On cite d'un côté un maître ancien comme Ibrâhîm b. Adham (m. 161/777-778) qui
déclare à l'un de ses Compagnons: «Accomplis l'oeuvre des héros: gagner une
nourriture licite et dépenser pour sa famille », et de l'autre cette
affirmation de Dhû l-Nûn al-Misrî (m. 246/861) : « Quand le connaissant cherche
à gagner sa vie, il n'est plus rien. »26 La contradiction n'est qu'apparente et
peut s'expliquer de multiples manières : Dhû l-Nûn parle d'un état spirituel
qui exige une certaine attitude; Ibn Adham s'adresse soit à des disciples qui
n'ont pas encore la sincérité voulue pour renoncer totalement au monde, soit au
contraire à des hommes qui doivent cacher leur état derrière le voile des
causes secondes. D'un autre point de vue, Shiblî fait l'éloge du tawakkul en
l'appelant «une belle mendicité» (kudya hasana), tandis que «l'un des grands
maîtres» déclare: «La réalité du tawakkul, c'est d'y renoncer, de sorte que
Dieu soit pour les hommes comme II était pour eux, lorsqu'ils n'existaient
pas.»27 On ne saurait exprimer plus radicalement la pauvreté de l'homme, privé
non seulement des biens, mais de l'existence. Plus concrètement, c'est un
dédain total des biens que les cheikhs inculquent à leurs disciples. On apporte
à al-Nûrî (295/907) 300 dinars, prix d'une propriété qui lui appartenait et
qu'il venait de vendre. Il s'assoit sur le parapet d'un pont de Baghdad et se
met à jeter les pièces l'une après l'autre dans le Tigre en s'adressant ainsi à
Dieu : « Seigneur, Tu veux me séduire et me détourner de Toi avec cela ! »28
Une autre fois, le vizir du Calife al-Mu'tadid lui ayant envoyé de l'argent, il
le dépose dans une pièce et invite les fuqarâ' à se servir. Mais il leur
déclare ensuite : «Votre éloignement de Dieu est à la mesure des dirhems que
vous avez pris et votre proximité, à la mesure de ce que vous avez laissé.»29
Plus radicalement encore, Sarî al-Saqatî enseigne à Junayd: «Je connais une
voie très directe pour arriver au Paradis : ne rien demander à personne, ne
rien accepter de personne, n'avoir rien à donner à personne. »30
Une même perspective peut tout aussi bien aboutir à
l'attitude inverse. Al-Murta'ish qui se tient dans une assemblée, se lève
soudain et va prendre une galette de pain que l'on est en train de distribuer.
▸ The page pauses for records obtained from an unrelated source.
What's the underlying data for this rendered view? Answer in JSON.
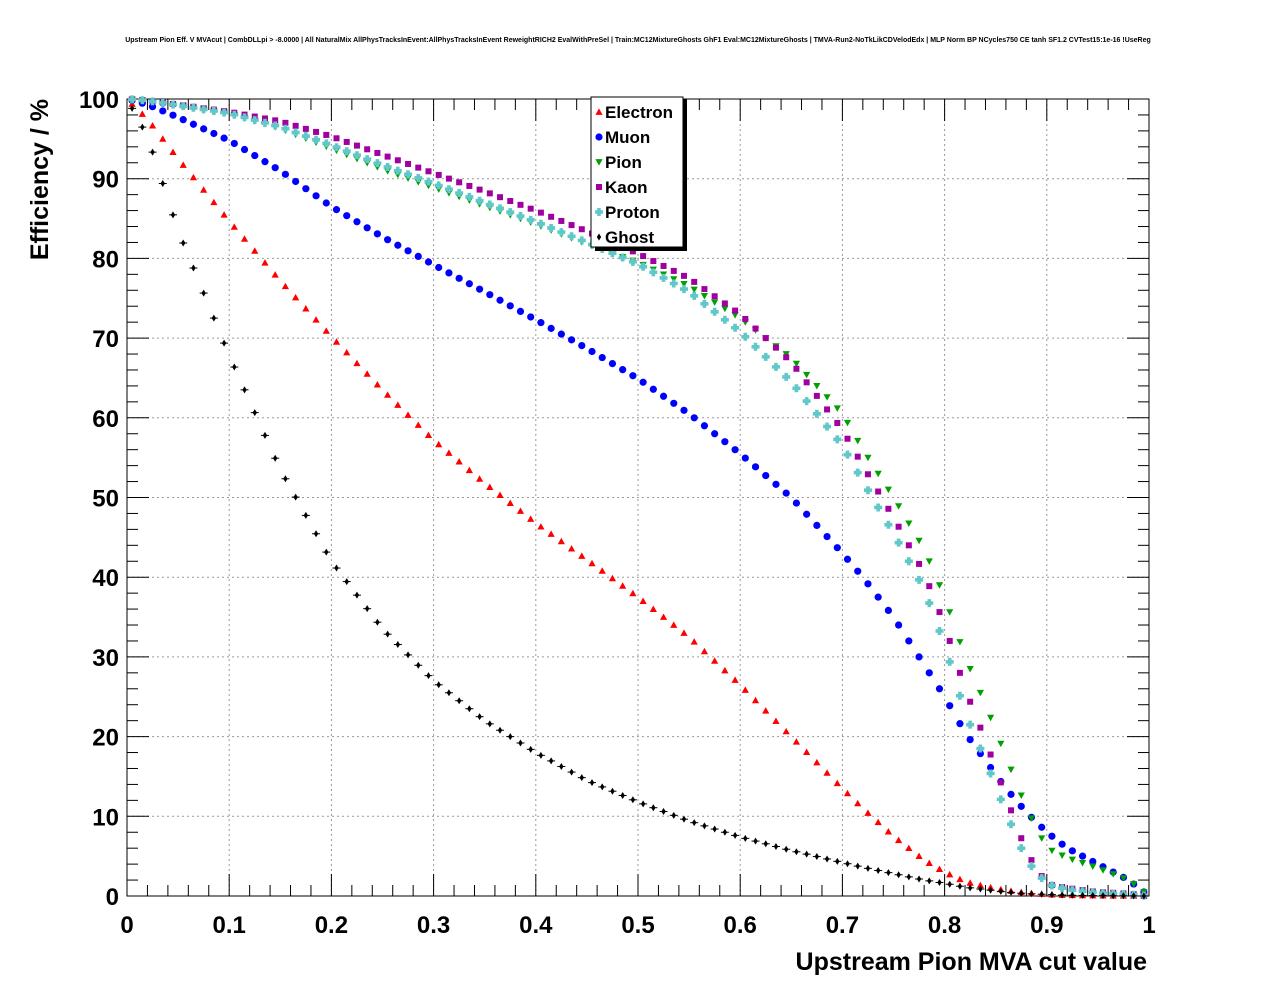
{
  "chart_data": {
    "type": "scatter",
    "title": "Upstream Pion Eff. V MVAcut | CombDLLpi > -8.0000 | All NaturalMix AllPhysTracksInEvent:AllPhysTracksInEvent ReweightRICH2 EvalWithPreSel | Train:MC12MixtureGhosts GhF1 Eval:MC12MixtureGhosts | TMVA-Run2-NoTkLikCDVelodEdx | MLP Norm BP NCycles750 CE tanh SF1.2 CVTest15:1e-16 !UseReg",
    "xlabel": "Upstream Pion MVA cut value",
    "ylabel": "Efficiency / %",
    "xlim": [
      0,
      1
    ],
    "ylim": [
      0,
      100
    ],
    "x_ticks": [
      0,
      0.1,
      0.2,
      0.3,
      0.4,
      0.5,
      0.6,
      0.7,
      0.8,
      0.9,
      1
    ],
    "x_tick_labels": [
      "0",
      "0.1",
      "0.2",
      "0.3",
      "0.4",
      "0.5",
      "0.6",
      "0.7",
      "0.8",
      "0.9",
      "1"
    ],
    "y_ticks": [
      0,
      10,
      20,
      30,
      40,
      50,
      60,
      70,
      80,
      90,
      100
    ],
    "y_tick_labels": [
      "0",
      "10",
      "20",
      "30",
      "40",
      "50",
      "60",
      "70",
      "80",
      "90",
      "100"
    ],
    "grid": true,
    "legend_position": "top-center",
    "x_knots": [
      0,
      0.02,
      0.05,
      0.1,
      0.15,
      0.2,
      0.25,
      0.3,
      0.35,
      0.4,
      0.45,
      0.5,
      0.55,
      0.6,
      0.65,
      0.7,
      0.72,
      0.75,
      0.78,
      0.8,
      0.82,
      0.84,
      0.86,
      0.88,
      0.9,
      0.92,
      0.95,
      0.98,
      1.0
    ],
    "series": [
      {
        "name": "Electron",
        "color": "#ff0000",
        "marker": "triangle-up",
        "values": [
          100,
          97.5,
          92.5,
          84.7,
          77.2,
          70.2,
          63.5,
          57.2,
          51.8,
          46.8,
          42.2,
          37.5,
          32.5,
          26.5,
          20.0,
          13.5,
          11.0,
          7.5,
          4.5,
          3.0,
          1.8,
          1.2,
          0.7,
          0.4,
          0.2,
          0.1,
          0.05,
          0.02,
          0
        ]
      },
      {
        "name": "Muon",
        "color": "#0000ff",
        "marker": "circle",
        "values": [
          100,
          99.3,
          97.7,
          94.8,
          91.0,
          86.5,
          82.7,
          79.2,
          75.8,
          72.3,
          68.7,
          64.9,
          60.5,
          55.5,
          50.0,
          43.0,
          40.0,
          35.0,
          29.0,
          25.0,
          20.5,
          17.0,
          13.5,
          10.5,
          8.0,
          6.0,
          4.0,
          2.0,
          0
        ]
      },
      {
        "name": "Pion",
        "color": "#00a000",
        "marker": "triangle-down",
        "values": [
          100,
          99.8,
          99.2,
          98.2,
          96.3,
          93.8,
          91.2,
          88.9,
          86.6,
          84.3,
          81.8,
          79.5,
          76.5,
          72.5,
          67.5,
          60.5,
          56.0,
          50.0,
          43.5,
          37.5,
          30.0,
          24.0,
          17.5,
          11.0,
          6.0,
          4.8,
          3.5,
          2.0,
          0
        ]
      },
      {
        "name": "Kaon",
        "color": "#a000a0",
        "marker": "square",
        "values": [
          100,
          99.8,
          99.3,
          98.4,
          97.2,
          95.3,
          93.0,
          90.7,
          88.4,
          86.0,
          83.4,
          80.6,
          77.5,
          73.0,
          67.0,
          58.5,
          54.0,
          47.5,
          40.5,
          34.0,
          26.0,
          19.5,
          12.5,
          5.5,
          1.5,
          1.0,
          0.5,
          0.3,
          0
        ]
      },
      {
        "name": "Proton",
        "color": "#60c8c8",
        "marker": "cross",
        "values": [
          100,
          99.8,
          99.2,
          98.2,
          96.5,
          94.2,
          91.7,
          89.4,
          87.0,
          84.6,
          82.0,
          79.3,
          75.8,
          70.8,
          64.5,
          56.5,
          52.0,
          45.5,
          38.5,
          31.5,
          23.0,
          17.0,
          10.5,
          4.5,
          1.5,
          0.8,
          0.4,
          0.2,
          0
        ]
      },
      {
        "name": "Ghost",
        "color": "#000000",
        "marker": "diamond",
        "values": [
          100,
          95.3,
          83.5,
          67.8,
          53.5,
          42.0,
          33.5,
          27.0,
          22.0,
          18.0,
          14.5,
          11.8,
          9.4,
          7.4,
          5.7,
          4.2,
          3.6,
          2.8,
          2.0,
          1.6,
          1.1,
          0.8,
          0.5,
          0.3,
          0.2,
          0.1,
          0.05,
          0.02,
          0
        ]
      }
    ]
  }
}
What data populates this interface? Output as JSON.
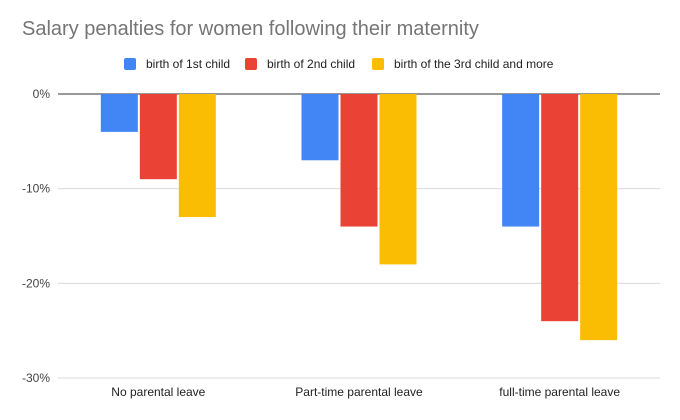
{
  "chart_data": {
    "type": "bar",
    "title": "Salary penalties for women following their maternity",
    "xlabel": "",
    "ylabel": "",
    "categories": [
      "No parental leave",
      "Part-time parental leave",
      "full-time parental leave"
    ],
    "series": [
      {
        "name": "birth of 1st child",
        "color": "#4285F4",
        "values": [
          -4,
          -7,
          -14
        ]
      },
      {
        "name": "birth of 2nd child",
        "color": "#EA4335",
        "values": [
          -9,
          -14,
          -24
        ]
      },
      {
        "name": "birth of the 3rd child and more",
        "color": "#FBBC04",
        "values": [
          -13,
          -18,
          -26
        ]
      }
    ],
    "ylim": [
      -30,
      0
    ],
    "yticks": [
      0,
      -10,
      -20,
      -30
    ],
    "ytick_labels": [
      "0%",
      "-10%",
      "-20%",
      "-30%"
    ],
    "grid": true,
    "legend_position": "top"
  }
}
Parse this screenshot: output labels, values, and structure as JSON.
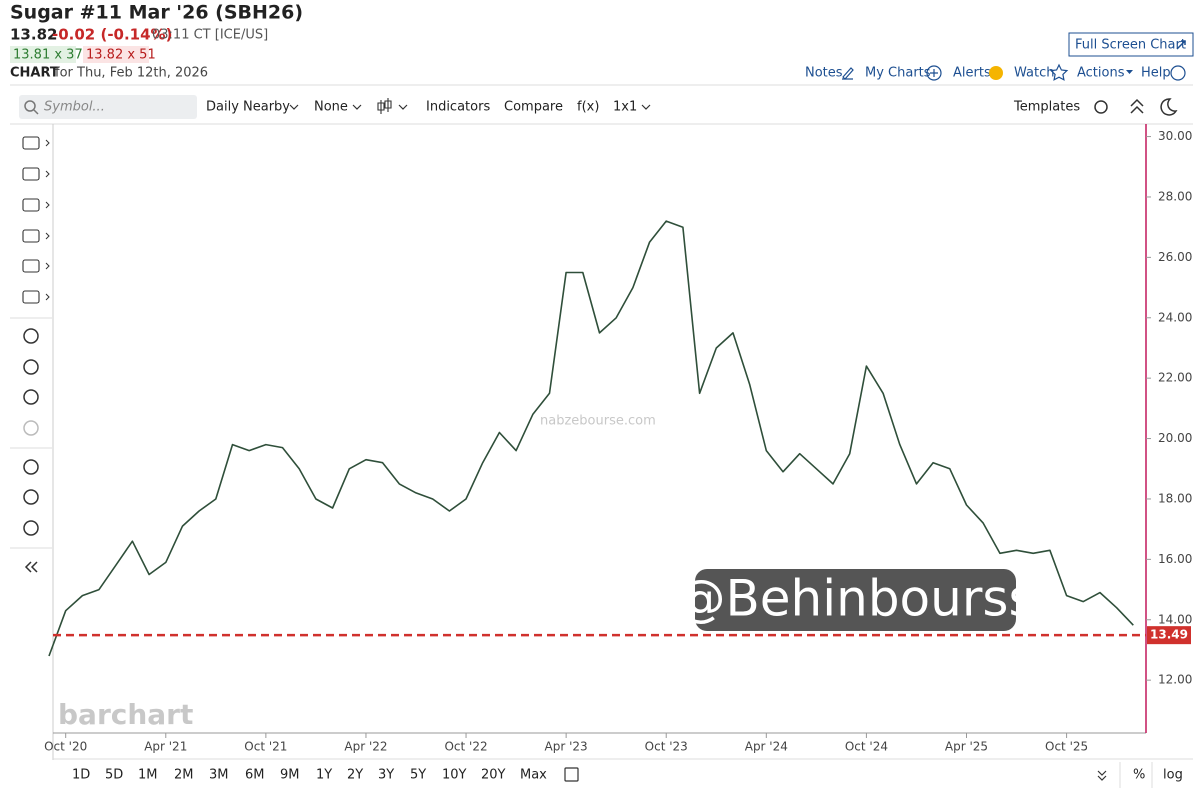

En revenant s'asseoir, il explique à ses disciples : « J'ai craint, si je ne m'étais
pas levé et n'avais pas pris ce pain, que mon nom ne fût effacé du Registre des
pauvres (dîwân al-fuqarâ '). » Pour ce maître, il importe avant tout de ne
rien prendre pour soi-même et de ne rien donner en pensant qu'on le possède.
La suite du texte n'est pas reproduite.